The federal and state interior ministries are proposing to tighten criminal law in order to be able to take better action against anti-Israel statements. This emerges from an exchange of letters between the Federal Ministry of the Interior by Nancy Faeser (SPD) and the Federal Ministry of Justice by Marco Buschmann (FDP), about which the Mirror reported. Last December, the Conference of Interior Ministers called for it to be examined whether a… “Public denial or denial of Israel’s right to exist that is capable of disturbing the peace should be better covered under criminal law” could. The result: The Federal Ministry of the Interior is now calling for certain forms of speech against Israel, which have so far been legal, to be criminalized.

To this end, according to the Federal Ministry of the Interior, the passage in the criminal code on incitement to hatred should be expanded to include endangering “foreign interests”. “This alternative offense would be fulfilled if hatred or violence against the population in Israel were incited,” writes Interior State Secretary Hans-Georg Engelke in a letter to his colleague Angelika Schlunck in the justice department. So far, only those who incite hatred or violence against a population group in the country and thus endanger “public peace” in this country have been punished as sedition. People in other countries, such as Israel, do not fall under this criminal protection.

Israel is not to be mentioned in the law

The proposed change in the law would now enable courts to punish public statements in Germany – for example at demonstrations – if they incite hatred in a way that affects the republic’s “foreign interests”. There should be no specific mention of Israel in the law. The reason: Otherwise it would be constitutionally problematic, as legal experts recently warned at an expert hearing in the Bundestag’s Legal Affairs Committee.
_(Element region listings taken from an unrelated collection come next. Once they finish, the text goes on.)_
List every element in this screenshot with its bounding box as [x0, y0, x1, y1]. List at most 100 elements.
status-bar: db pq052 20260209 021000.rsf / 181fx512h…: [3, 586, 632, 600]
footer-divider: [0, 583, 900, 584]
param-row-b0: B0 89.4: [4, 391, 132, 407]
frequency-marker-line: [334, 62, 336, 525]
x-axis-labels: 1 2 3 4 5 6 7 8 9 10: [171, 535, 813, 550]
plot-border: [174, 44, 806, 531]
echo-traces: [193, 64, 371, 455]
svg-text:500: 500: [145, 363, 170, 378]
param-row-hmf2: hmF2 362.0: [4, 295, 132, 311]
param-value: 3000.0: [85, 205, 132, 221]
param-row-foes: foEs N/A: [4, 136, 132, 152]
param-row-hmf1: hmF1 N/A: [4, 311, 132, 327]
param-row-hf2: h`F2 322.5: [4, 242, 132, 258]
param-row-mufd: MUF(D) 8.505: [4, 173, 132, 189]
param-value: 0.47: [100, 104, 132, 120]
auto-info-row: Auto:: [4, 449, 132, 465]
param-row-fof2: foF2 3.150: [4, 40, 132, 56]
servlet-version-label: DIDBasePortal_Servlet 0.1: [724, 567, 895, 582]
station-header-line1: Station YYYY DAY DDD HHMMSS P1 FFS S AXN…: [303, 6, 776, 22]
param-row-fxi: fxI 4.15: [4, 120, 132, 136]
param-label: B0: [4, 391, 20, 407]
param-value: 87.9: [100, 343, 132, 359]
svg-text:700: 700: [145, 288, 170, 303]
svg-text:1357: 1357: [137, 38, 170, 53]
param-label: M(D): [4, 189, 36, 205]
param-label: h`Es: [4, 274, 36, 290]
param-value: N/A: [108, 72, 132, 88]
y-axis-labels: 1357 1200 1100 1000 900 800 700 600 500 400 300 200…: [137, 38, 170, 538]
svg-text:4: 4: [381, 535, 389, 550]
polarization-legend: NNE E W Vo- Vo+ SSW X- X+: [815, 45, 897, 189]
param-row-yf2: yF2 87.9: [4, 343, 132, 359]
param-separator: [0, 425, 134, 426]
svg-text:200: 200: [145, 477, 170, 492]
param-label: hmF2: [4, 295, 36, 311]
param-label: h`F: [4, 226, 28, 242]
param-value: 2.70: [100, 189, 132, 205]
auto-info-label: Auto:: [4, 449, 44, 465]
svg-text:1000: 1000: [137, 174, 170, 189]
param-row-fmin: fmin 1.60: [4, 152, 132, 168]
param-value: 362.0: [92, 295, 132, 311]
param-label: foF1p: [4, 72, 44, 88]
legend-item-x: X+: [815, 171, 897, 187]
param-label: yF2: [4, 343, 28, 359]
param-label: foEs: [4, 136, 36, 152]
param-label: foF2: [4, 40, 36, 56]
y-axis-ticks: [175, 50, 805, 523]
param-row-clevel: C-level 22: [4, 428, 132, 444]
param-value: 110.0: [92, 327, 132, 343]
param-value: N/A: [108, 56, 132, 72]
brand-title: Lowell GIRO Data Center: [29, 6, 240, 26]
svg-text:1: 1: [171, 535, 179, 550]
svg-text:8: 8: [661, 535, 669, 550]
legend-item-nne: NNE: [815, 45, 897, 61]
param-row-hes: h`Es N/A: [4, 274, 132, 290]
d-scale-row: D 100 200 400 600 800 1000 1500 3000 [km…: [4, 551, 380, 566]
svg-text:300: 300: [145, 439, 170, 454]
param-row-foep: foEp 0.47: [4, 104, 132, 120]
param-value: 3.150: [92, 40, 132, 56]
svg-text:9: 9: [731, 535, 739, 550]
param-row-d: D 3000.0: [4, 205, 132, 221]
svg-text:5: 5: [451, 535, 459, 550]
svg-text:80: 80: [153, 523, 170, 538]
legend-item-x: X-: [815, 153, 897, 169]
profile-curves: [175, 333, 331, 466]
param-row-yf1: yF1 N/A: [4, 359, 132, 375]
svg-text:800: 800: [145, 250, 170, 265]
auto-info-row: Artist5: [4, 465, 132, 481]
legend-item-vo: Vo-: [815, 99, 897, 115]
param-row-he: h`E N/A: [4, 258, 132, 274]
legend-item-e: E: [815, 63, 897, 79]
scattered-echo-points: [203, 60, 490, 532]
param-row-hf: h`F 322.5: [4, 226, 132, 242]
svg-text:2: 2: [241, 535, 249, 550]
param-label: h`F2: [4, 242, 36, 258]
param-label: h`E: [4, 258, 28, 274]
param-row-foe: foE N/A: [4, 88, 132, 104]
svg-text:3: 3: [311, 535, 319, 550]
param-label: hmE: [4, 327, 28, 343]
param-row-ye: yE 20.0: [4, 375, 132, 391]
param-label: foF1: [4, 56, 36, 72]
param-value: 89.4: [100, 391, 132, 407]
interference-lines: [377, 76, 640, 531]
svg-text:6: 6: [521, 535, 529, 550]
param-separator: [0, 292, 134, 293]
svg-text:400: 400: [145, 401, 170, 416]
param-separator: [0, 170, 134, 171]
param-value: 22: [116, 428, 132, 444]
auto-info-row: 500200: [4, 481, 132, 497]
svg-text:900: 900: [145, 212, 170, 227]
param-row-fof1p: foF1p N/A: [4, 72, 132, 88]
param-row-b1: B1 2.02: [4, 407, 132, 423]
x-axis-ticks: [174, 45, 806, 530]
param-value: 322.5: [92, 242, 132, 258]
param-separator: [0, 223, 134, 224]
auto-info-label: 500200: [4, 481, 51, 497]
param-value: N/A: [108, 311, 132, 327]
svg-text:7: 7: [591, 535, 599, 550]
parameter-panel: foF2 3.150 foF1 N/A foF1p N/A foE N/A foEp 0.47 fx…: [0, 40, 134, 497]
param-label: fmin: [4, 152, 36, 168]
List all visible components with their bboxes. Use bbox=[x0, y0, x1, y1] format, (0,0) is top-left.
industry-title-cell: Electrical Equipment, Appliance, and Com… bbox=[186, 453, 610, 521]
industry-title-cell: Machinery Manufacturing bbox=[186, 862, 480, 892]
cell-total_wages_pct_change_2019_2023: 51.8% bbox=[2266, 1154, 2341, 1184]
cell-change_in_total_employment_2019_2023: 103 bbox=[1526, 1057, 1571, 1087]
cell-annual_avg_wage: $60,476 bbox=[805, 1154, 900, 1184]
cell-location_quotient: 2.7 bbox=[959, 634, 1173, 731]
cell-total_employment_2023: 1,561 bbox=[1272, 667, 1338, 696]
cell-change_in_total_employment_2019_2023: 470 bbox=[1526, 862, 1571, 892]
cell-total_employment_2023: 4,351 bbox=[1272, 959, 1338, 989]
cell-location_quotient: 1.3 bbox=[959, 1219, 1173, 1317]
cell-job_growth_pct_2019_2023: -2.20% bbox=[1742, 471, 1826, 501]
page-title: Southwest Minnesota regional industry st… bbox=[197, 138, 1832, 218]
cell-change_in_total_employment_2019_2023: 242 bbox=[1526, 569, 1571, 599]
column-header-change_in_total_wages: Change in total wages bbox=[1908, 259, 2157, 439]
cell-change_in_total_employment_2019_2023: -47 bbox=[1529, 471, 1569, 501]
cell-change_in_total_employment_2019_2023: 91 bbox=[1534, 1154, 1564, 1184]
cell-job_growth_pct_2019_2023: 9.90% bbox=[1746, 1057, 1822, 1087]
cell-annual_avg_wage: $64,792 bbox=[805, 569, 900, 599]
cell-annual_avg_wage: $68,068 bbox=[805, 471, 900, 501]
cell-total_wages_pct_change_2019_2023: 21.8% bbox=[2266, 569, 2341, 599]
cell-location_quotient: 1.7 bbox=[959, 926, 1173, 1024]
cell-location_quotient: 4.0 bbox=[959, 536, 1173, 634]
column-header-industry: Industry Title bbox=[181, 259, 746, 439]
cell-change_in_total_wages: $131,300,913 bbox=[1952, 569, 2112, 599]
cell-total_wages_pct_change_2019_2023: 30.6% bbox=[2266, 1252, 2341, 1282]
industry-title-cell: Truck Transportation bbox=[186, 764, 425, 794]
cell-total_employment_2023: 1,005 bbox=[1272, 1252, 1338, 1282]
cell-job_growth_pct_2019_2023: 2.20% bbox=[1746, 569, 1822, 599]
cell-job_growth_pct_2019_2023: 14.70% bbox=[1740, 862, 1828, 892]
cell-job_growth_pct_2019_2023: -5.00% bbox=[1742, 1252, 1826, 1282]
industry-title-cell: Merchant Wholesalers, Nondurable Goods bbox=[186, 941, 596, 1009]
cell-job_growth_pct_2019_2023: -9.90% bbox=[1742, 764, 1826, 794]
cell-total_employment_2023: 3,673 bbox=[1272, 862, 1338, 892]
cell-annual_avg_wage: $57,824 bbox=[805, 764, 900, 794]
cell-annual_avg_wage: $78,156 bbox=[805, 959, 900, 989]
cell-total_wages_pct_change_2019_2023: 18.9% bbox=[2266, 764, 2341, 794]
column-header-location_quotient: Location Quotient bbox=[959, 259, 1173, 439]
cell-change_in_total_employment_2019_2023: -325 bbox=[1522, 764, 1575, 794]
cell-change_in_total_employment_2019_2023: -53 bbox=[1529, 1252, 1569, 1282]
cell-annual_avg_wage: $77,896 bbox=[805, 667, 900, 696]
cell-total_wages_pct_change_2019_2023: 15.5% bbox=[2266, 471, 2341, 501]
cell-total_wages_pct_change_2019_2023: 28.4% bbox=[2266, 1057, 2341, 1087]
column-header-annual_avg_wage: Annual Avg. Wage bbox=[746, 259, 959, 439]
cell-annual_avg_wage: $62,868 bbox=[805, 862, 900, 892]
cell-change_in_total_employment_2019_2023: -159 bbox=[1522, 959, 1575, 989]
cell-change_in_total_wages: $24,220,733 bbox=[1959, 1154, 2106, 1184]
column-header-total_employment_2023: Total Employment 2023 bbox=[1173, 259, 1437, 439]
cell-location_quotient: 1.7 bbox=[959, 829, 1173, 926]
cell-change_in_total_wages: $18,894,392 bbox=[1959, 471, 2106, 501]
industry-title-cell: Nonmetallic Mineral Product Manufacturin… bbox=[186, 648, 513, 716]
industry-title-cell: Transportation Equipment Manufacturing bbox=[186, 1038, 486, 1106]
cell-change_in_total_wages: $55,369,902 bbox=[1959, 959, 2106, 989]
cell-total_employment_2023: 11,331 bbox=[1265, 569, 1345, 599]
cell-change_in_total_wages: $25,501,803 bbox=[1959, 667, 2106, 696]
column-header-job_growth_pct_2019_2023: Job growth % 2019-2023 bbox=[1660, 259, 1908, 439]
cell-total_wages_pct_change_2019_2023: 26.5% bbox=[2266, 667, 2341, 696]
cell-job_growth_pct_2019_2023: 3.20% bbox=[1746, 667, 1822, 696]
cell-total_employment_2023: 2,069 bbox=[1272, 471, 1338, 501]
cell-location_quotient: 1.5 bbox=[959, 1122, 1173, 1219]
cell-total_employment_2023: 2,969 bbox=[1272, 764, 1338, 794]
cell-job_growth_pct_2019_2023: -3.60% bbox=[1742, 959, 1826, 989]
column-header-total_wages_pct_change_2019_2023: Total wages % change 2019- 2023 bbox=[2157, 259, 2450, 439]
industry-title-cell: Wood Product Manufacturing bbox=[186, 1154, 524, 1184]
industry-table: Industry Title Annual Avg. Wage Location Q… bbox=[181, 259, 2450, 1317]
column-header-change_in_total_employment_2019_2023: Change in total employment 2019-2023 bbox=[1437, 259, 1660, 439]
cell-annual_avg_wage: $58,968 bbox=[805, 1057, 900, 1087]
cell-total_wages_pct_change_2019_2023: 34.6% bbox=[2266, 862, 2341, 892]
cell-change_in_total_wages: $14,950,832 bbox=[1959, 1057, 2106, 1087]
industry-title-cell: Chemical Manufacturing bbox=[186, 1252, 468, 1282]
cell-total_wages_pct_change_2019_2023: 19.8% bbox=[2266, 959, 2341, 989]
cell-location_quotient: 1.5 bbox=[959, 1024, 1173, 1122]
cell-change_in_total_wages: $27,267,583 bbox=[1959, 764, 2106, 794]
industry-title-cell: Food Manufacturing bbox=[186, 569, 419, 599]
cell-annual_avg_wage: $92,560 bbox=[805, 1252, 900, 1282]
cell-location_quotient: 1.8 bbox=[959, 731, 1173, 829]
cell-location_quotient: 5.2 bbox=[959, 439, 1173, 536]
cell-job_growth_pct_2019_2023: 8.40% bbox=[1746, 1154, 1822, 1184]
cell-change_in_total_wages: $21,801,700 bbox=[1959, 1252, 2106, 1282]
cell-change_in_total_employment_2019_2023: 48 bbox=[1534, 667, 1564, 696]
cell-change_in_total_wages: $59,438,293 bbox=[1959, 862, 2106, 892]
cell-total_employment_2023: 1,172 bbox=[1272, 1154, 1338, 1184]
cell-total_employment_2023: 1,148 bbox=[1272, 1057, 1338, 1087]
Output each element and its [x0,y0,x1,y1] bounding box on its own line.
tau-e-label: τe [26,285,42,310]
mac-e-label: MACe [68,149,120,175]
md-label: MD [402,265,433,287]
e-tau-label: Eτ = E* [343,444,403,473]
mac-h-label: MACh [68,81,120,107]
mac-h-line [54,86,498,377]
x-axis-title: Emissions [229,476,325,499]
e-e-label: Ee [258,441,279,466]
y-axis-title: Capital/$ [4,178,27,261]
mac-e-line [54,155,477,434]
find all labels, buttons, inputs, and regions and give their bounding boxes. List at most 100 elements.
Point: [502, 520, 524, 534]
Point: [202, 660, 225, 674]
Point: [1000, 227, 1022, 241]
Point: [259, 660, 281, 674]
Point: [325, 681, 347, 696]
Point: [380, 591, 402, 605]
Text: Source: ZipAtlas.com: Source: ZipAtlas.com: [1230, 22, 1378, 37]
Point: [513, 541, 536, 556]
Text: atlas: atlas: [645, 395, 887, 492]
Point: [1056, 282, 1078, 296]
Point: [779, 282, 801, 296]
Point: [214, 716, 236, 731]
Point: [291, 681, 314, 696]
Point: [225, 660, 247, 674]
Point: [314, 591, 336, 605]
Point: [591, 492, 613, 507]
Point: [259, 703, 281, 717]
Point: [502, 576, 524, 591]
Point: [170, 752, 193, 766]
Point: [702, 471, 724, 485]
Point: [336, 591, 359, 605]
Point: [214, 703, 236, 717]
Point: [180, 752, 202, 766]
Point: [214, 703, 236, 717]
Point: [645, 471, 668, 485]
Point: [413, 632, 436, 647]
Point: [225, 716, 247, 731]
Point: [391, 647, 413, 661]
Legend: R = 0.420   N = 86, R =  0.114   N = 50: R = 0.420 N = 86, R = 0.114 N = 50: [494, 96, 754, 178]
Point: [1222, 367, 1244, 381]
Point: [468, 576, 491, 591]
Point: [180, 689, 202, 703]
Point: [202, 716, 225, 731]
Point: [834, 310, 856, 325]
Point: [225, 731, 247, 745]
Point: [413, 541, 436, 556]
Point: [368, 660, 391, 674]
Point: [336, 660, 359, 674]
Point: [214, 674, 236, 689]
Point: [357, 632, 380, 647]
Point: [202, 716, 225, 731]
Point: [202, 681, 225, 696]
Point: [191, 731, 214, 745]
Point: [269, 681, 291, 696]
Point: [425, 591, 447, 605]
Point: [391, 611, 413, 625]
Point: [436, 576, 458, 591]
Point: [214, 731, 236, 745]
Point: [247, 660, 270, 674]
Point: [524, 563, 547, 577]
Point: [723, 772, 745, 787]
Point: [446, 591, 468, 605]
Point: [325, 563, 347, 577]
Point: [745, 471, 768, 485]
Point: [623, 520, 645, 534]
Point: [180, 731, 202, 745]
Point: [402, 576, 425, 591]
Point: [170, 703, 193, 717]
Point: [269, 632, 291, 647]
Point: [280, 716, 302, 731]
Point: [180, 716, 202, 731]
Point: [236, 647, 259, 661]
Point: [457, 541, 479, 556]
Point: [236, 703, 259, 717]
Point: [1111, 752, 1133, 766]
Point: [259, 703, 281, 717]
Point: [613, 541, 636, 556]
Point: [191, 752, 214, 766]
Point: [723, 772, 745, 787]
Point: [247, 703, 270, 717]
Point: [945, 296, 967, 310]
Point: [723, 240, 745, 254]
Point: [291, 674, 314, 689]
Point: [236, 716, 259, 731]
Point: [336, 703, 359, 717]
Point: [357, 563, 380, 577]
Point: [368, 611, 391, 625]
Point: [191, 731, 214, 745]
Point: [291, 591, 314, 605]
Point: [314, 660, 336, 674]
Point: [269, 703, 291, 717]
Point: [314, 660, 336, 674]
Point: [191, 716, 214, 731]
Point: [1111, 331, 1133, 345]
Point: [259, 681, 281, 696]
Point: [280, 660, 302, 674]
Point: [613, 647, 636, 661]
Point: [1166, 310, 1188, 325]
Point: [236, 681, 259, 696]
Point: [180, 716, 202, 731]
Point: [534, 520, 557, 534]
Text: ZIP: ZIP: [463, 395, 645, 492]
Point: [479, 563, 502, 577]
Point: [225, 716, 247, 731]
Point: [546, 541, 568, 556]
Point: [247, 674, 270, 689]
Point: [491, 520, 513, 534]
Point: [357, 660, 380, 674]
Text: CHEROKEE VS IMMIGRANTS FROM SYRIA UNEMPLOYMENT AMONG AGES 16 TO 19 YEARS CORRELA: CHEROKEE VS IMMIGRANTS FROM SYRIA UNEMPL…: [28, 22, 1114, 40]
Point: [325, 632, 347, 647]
Freedom of expression in Germany should only be restricted with a “general law” that takes everyone equally seriously, not with a special law for Israel.

According to the Interior Ministries’ proposal, it would be left to the interpretation of the courts in each individual case whether they really interpret the protection of Israelis in Israel as such a “foreign concern” – or even the protection of other populations around the world against whom aggressive statements have been made in this country are. The regulation against sedition, Section 130 of the Criminal Code, provides for a punishment of three months to five years.

Criminal law is federal law. The Federal Ministry of Justice is responsible. However, people there are skeptical. The need for action is “currently not” apparent, he quotes Mirror from the answer from Secretary of State for Justice Schlunck to her colleagues from the Ministry of the Interior. The existing legal options against such incitement simply have to be “consistently applied”.

Incitement against Jews can be punished, says Justice Minister Buschmann

When asked, a spokeswoman for the ministry confirmed that the stance that Justice Minister Buschmann last took in an interview with the portal in the fall remains T online had described. “If there are gaps in the courts’ practice, we have to close them,” Buschmann said there. “But we shouldn’t fall into activism.” The following applies to “incitement against Jews” or “endorsement of crimes”: “All of this can already be punished today in proportion to the guilt.”

Faeser’s Interior Ministry has already created facts on a single point – even without the involvement of the Ministry of Justice or the Bundestag. The slogan “From the river to the sea, Palestine will be free” was declared a symbol of the banned Hamas by a ministerial order from Faeser’s house at the beginning of November. The result is that the slogan is now considered a symbol of a terrorist organization – punishable under Section 86a of the Criminal Code with a fine or up to three years in prison. The first criminal proceedings are already underway in individual federal states.

The slogan means that Palestine should be free, from the Jordan River to the Mediterranean, i.e. over the entire area on which the State of Israel currently extends. If the new suggestions from the Federal Ministry of the Interior were implemented, then this would only be the beginning. The judiciary could then soon pursue various other formulations that express the desire to eliminate the current state of Israel.